Imagine doesn't even make the top 10
[[[[3/1 update: new material at the bottom]]]]]
Elsewhere, in a long and boring thread, I found a spark of interest when
XWL said... Also, can't we all agree that "Imagine" is the single most insipid, treacly, and perfectly awful song ever written?
No. Number one is "We Are the World." It isn't even close.
#2 = "Yummy Yummy Yummy I Got Love in My Tummy"
#3 = "Say Say Say"
#4 = "Ebony and Ivory"
#5 = "The Girl is Mine"
#6 = "Say You, Say Me"
#7 = "Having My Baby"
#8 = "You Don't Bring Me Flowers"
#9 = "Achy Breaky Heart"
#10 = "Stairway to Heaven"
Imagine doesn't even crack the top ten. Later, I added "You Light Up My Life" as # 11. I had intentions of doing more with this, but that urge has passed. Consider this an open source list of treacly and awful offered up for anyone to play with.
I'd also like to point out two of my favorite uses of "Imagine."
1. Mr. Carlson using it to expose hypocrisy of Rev. Bob Halyers. Couldn't find a clip, but Something Old, Nothing New has a rundown:
To actually counter the Religious Right, you've got to provide some sort of reason why the Religious Right is, well, wrong.
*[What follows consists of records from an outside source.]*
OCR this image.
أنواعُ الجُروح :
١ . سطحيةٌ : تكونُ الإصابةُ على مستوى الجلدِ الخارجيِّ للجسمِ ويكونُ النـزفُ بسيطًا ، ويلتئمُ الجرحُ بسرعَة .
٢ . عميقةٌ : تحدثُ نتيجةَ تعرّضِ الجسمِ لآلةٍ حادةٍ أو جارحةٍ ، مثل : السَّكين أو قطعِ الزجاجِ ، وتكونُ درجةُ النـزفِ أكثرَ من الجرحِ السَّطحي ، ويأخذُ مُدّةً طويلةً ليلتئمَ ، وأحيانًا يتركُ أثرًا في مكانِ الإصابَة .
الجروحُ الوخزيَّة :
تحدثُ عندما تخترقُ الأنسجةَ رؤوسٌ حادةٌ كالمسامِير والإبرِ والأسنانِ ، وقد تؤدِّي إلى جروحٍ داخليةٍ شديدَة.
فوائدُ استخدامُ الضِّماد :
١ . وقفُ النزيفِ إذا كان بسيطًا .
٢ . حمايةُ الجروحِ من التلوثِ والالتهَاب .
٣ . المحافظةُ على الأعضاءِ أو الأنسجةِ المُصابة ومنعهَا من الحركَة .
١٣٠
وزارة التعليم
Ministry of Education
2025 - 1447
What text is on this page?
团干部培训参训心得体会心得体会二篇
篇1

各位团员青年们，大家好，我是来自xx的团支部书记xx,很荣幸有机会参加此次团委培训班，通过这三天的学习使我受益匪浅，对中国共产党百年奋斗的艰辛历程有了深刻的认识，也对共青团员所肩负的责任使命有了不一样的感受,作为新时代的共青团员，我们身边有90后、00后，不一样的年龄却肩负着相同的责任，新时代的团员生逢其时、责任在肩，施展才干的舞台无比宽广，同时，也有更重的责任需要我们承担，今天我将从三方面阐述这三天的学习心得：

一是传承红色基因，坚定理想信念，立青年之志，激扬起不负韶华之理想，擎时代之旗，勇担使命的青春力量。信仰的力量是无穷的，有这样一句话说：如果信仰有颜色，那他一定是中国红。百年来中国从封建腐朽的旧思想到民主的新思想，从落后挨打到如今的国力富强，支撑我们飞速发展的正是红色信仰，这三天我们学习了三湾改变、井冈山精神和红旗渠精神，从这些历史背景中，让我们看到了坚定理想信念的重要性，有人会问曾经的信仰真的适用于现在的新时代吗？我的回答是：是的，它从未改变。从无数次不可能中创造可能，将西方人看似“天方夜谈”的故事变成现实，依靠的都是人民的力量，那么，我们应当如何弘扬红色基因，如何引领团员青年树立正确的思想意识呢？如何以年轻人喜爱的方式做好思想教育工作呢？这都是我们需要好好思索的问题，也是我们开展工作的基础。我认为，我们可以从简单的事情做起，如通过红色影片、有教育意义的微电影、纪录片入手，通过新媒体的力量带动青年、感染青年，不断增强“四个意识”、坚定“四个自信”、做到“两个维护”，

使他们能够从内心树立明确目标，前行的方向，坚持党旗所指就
The only show in the early '80s that dealt with the issue in this way was WKRP In Cincinnati, which had been on Falwell's list, probably the presence of then-sex-symbol Loni Anderson. The creator of WKRP, Hugh Wilson, co-wrote an episode called "Clean Up Radio Everywhere," the third-season finale, which featured Falwell-lookalike Richard Paul as a preacher, Dr. Bob Halyers, leading an organization called CURB: Clean Up Radio Everywhere. When WKRP refuses to let CURB dictate its playlist, Halyers organizes a boycott, causing WKRP to lose most of its regular advertisers.
What makes the episode work is that it's actually balanced -- not in the sense of being neutral or having no point of view, but in the sense of taking other points of view seriously. Halyers is not a bad guy; he's far more likable than Jerry Falwell (not hard, of course). Moreover, the episode is told from the point of view of station manager Mr. Carlson (the late, great Gordon Jump), a conservative, religious man who doesn't like songs with dirty words or sexual content any more than Halyers does.
When Carlson later confronts Halyers, the preacher makes a serious and very plausible argument about why CURB's mission is acceptable: he's representing a group of concerned citizens who are exercising their right to express their opinions about the contents of the public airwaves; why should one man (a station manager, a program director) be invulnerable to the complaints of a segment of the public? Then, in the most famous part of this scene, Carlson shows the lyrics of John Lennon's "Imagine" to Halyers, who pronounces them blasphemous ("Imagine there's no heaven"). Everyone who's seen this episode remembers that part, but not a lot of people seem to remember that that's not the point of the scene. This is the climax of the scene:
Mr Carlson: On the list or not?
Dr Bob: I have no choice but to say on.
Mr Carlson: That decision was made by one man.
What gives Halyers' game away is not that he doesn't like the lyrics to "Imagine," but that he alone is making the decisions about what goes on the list; instead of helping a group of people express their opinions, as he claims he's doing, he's actually using the grassroots argument as an excuse for enforcing his own personal opinions, and passing them off as the opinions of his flock. In other words, the episode actually leaves open the possibility that it would be OK to have a genuine protest by a segment of the public against something that offends them; what it condemns, and what such "protests" usually turn out to be, is one person's attempt to gain an dangerous amount of power (over the people he claims to speak for and the people he speaks against).
2. Jordis Unga from Rockstar: INXS adds new life to a song I was tired of hearing.
Received an email about an Imagine commentary I wasn't aware of. Turns out William F. Buckley was not a fan of the song. Read the whole thing here:
Well, we certainly want to imagine a world in which everyone lives in peace, but, you see, that is only possible in a world in which people are willing to die for causes.
There'd have been peace for heaven knows (assuming heaven existed) how long in the South, except that men were willing to die to free the slaves, and Hitler would have died maybe about the time John Lennon did, at Berchtesgaden, at age 91, happy in a Jewless Europe.
There have got to be reasons that even affected John Lennon to prefer one country over against another. I happen to know this to be the case, since a long time ago he asked me to help him get papers permitting him to live in the United States.